Posted: 09 Sep 2016 06:00
by bertvorgon
That is too cool, we both must be close in age! My dad was a photographer during the war as it was a hobby of his. I ended up buying all my own dark room equipment, which I still have to this day. I got my kids interested in school, so they both took photography and re-set up my dark room in the basement. My son continued with Photo Journalism in College.

My "little" business was doing some industrial pictures for my work and some jewelry photography...that is TOUGH!

Re: Photo fixing

Posted: 09 Sep 2016 11:16
by subwoffers
A professional photo scanner will have software that scans and restores colours to 98% perfect. I have a Epson V500/700 film scanner and it restored all my pics from the 60's which look worse than that to full colour. If you have the original negatives, even better.

I can help you scan those. I have access to a V700.

Re: Photo fixing

Posted: 27 Sep 2016 06:23
by Three B's Racing
bertvorgon wrote:That is too cool, we both must be close in age! My dad was a photographer during the war as it was a hobby of his. I ended up buying all my own dark room equipment, which I still have to this day. I got my kids interested in school, so they both took photography and re-set up my dark room in the basement. My son continued with Photo Journalism in College.

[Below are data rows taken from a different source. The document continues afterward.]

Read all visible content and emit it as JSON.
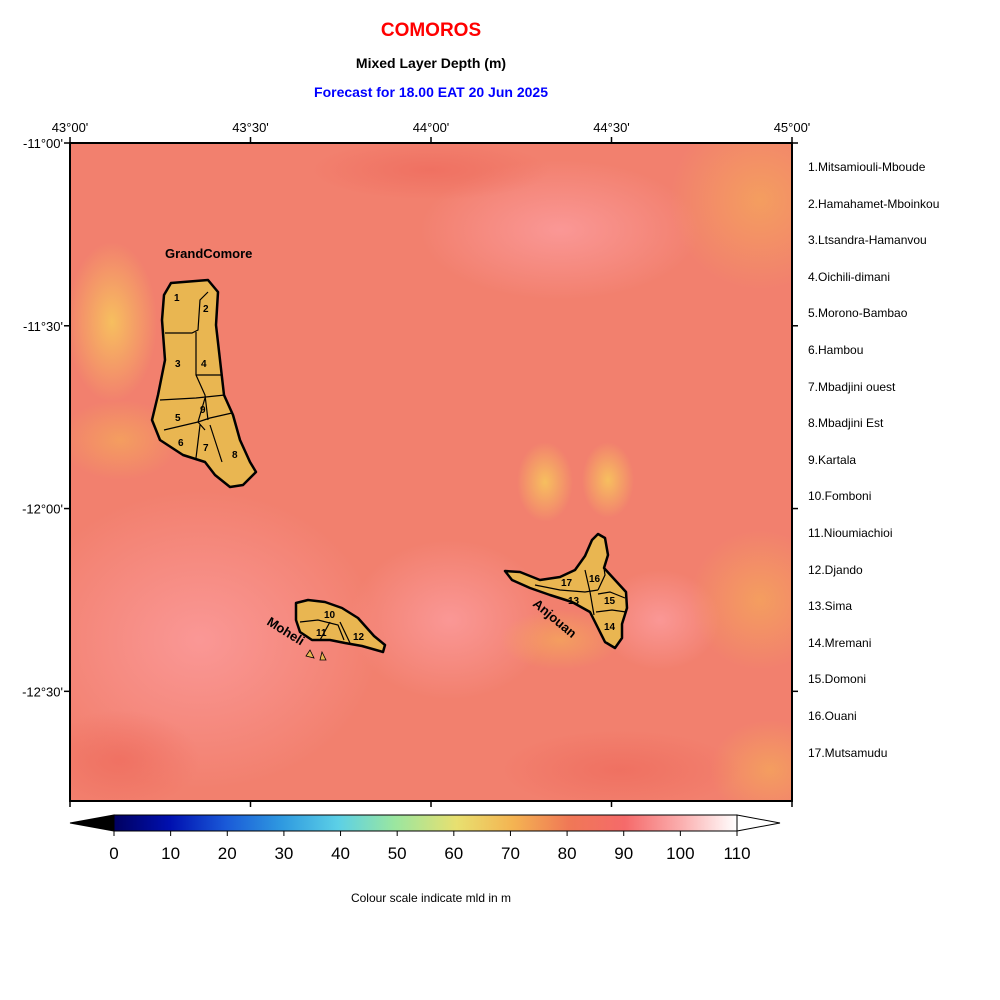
{
  "header": {
    "title": "COMOROS",
    "subtitle": "Mixed Layer Depth (m)",
    "forecast": "Forecast for  18.00 EAT 20 Jun 2025"
  },
  "colors": {
    "title": "#ff0000",
    "subtitle": "#000000",
    "forecast": "#0000ff",
    "land": "#e9b651",
    "sea_base": "#f2806e"
  },
  "map": {
    "lon_labels": [
      "43°00'",
      "43°30'",
      "44°00'",
      "44°30'",
      "45°00'"
    ],
    "lat_labels": [
      "-11°00'",
      "-11°30'",
      "-12°00'",
      "-12°30'"
    ],
    "lon_range": [
      43.0,
      45.0
    ],
    "lat_range": [
      -11.0,
      -12.8
    ],
    "islands": {
      "grand_comore": "GrandComore",
      "moheli": "Moheli",
      "anjouan": "Anjouan"
    },
    "region_numbers": [
      "1",
      "2",
      "3",
      "4",
      "5",
      "6",
      "7",
      "8",
      "9",
      "10",
      "11",
      "12",
      "13",
      "14",
      "15",
      "16",
      "17"
    ]
  },
  "legend": {
    "items": [
      "1.Mitsamiouli-Mboude",
      "2.Hamahamet-Mboinkou",
      "3.Ltsandra-Hamanvou",
      "4.Oichili-dimani",
      "5.Morono-Bambao",
      "6.Hambou",
      "7.Mbadjini ouest",
      "8.Mbadjini Est",
      "9.Kartala",
      "10.Fomboni",
      "11.Nioumiachioi",
      "12.Djando",
      "13.Sima",
      "14.Mremani",
      "15.Domoni",
      "16.Ouani",
      "17.Mutsamudu"
    ]
  },
  "colorbar": {
    "ticks": [
      "0",
      "10",
      "20",
      "30",
      "40",
      "50",
      "60",
      "70",
      "80",
      "90",
      "100",
      "110"
    ],
    "min": 0,
    "max": 110,
    "caption": "Colour scale indicate mld in m"
  }
}
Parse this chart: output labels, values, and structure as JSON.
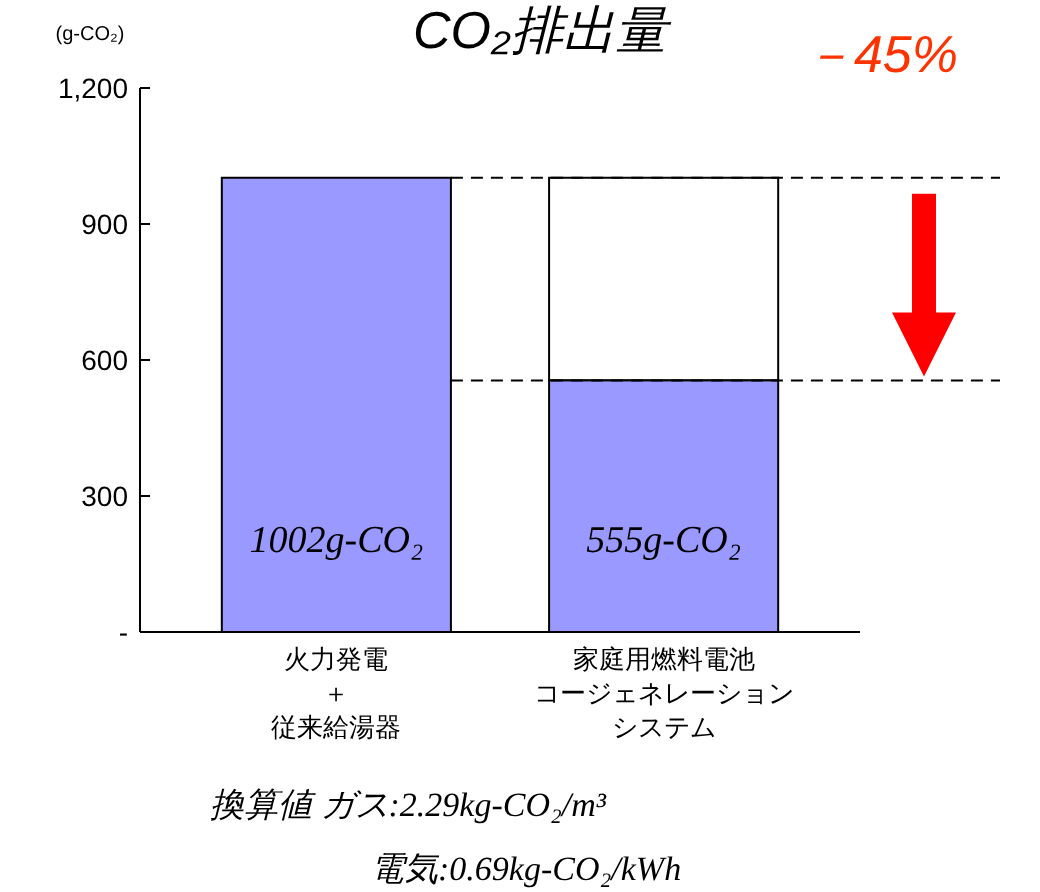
{
  "chart_data": {
    "type": "bar",
    "title": "CO₂排出量",
    "ylabel": "(g-CO₂)",
    "categories": [
      "火力発電＋従来給湯器",
      "家庭用燃料電池コージェネレーションシステム"
    ],
    "values": [
      1002,
      555
    ],
    "color": "#9999ff",
    "value_labels": [
      "1002g-CO₂",
      "555g-CO₂"
    ],
    "ylim": [
      0,
      1200
    ],
    "yticks": [
      {
        "value": 0,
        "label": "-"
      },
      {
        "value": 300,
        "label": "300"
      },
      {
        "value": 600,
        "label": "600"
      },
      {
        "value": 900,
        "label": "900"
      },
      {
        "value": 1200,
        "label": "1,200"
      }
    ],
    "ref_lines": [
      {
        "axis": "y",
        "value": 1002,
        "line_style": "dashed",
        "color": "#000000"
      },
      {
        "axis": "y",
        "value": 555,
        "line_style": "dashed",
        "color": "#000000"
      }
    ],
    "annotations": [
      "－45%",
      "換算値 ガス:2.29kg-CO₂/m³",
      "電気:0.69kg-CO₂/kWh"
    ],
    "grid": false
  }
}
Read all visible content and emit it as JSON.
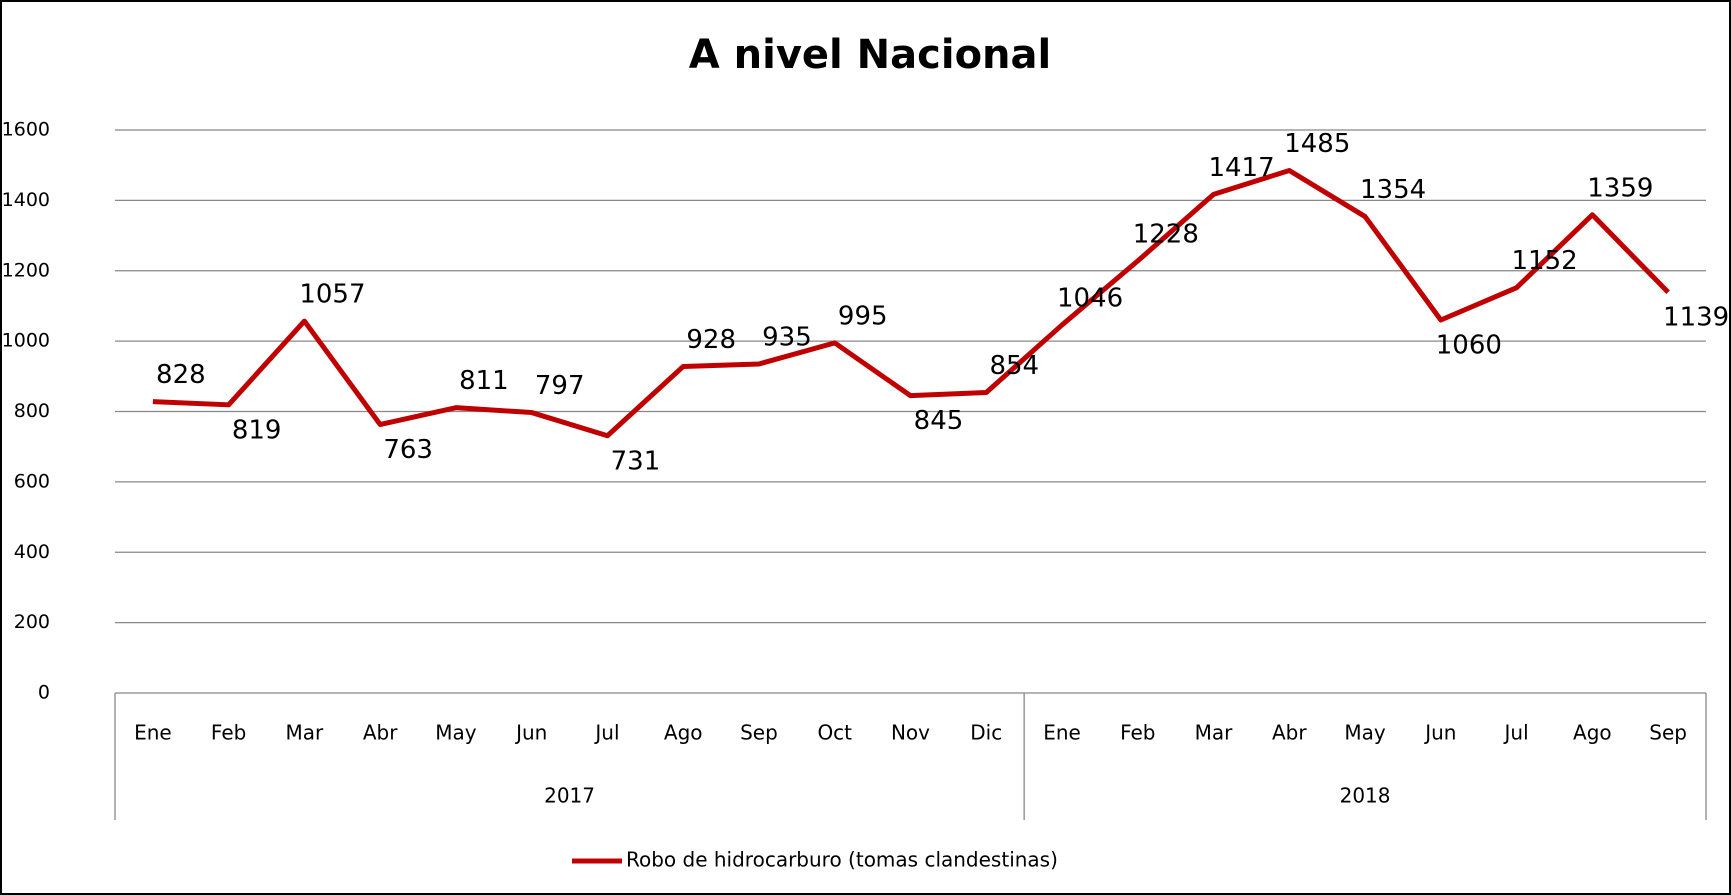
{
  "chart_data": {
    "type": "line",
    "title": "A nivel Nacional",
    "groups": [
      {
        "label": "2017",
        "categories": [
          "Ene",
          "Feb",
          "Mar",
          "Abr",
          "May",
          "Jun",
          "Jul",
          "Ago",
          "Sep",
          "Oct",
          "Nov",
          "Dic"
        ]
      },
      {
        "label": "2018",
        "categories": [
          "Ene",
          "Feb",
          "Mar",
          "Abr",
          "May",
          "Jun",
          "Jul",
          "Ago",
          "Sep"
        ]
      }
    ],
    "series": [
      {
        "name": "Robo de hidrocarburo (tomas clandestinas)",
        "color": "#c00000",
        "values": [
          828,
          819,
          1057,
          763,
          811,
          797,
          731,
          928,
          935,
          995,
          845,
          854,
          1046,
          1228,
          1417,
          1485,
          1354,
          1060,
          1152,
          1359,
          1139
        ]
      }
    ],
    "ylim": [
      0,
      1600
    ],
    "yticks": [
      0,
      200,
      400,
      600,
      800,
      1000,
      1200,
      1400,
      1600
    ],
    "grid": true,
    "legend": "bottom"
  }
}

My "little" business was doing some industrial pictures for my work and some jewelry photography...that is TOUGH!
I think your a bit grey'r than I 8>) as I'll be 61 in Jan. I still have all my dark room tools, why I don't know but my enlarger I use as a lamp so it still getS to stretch it's legs some. Jewelry photos macro baby!! I can see it as a reflective challenge, I have a bellows for that and F/32 which is a dream but currently a transformed D70 to infrared has been fun.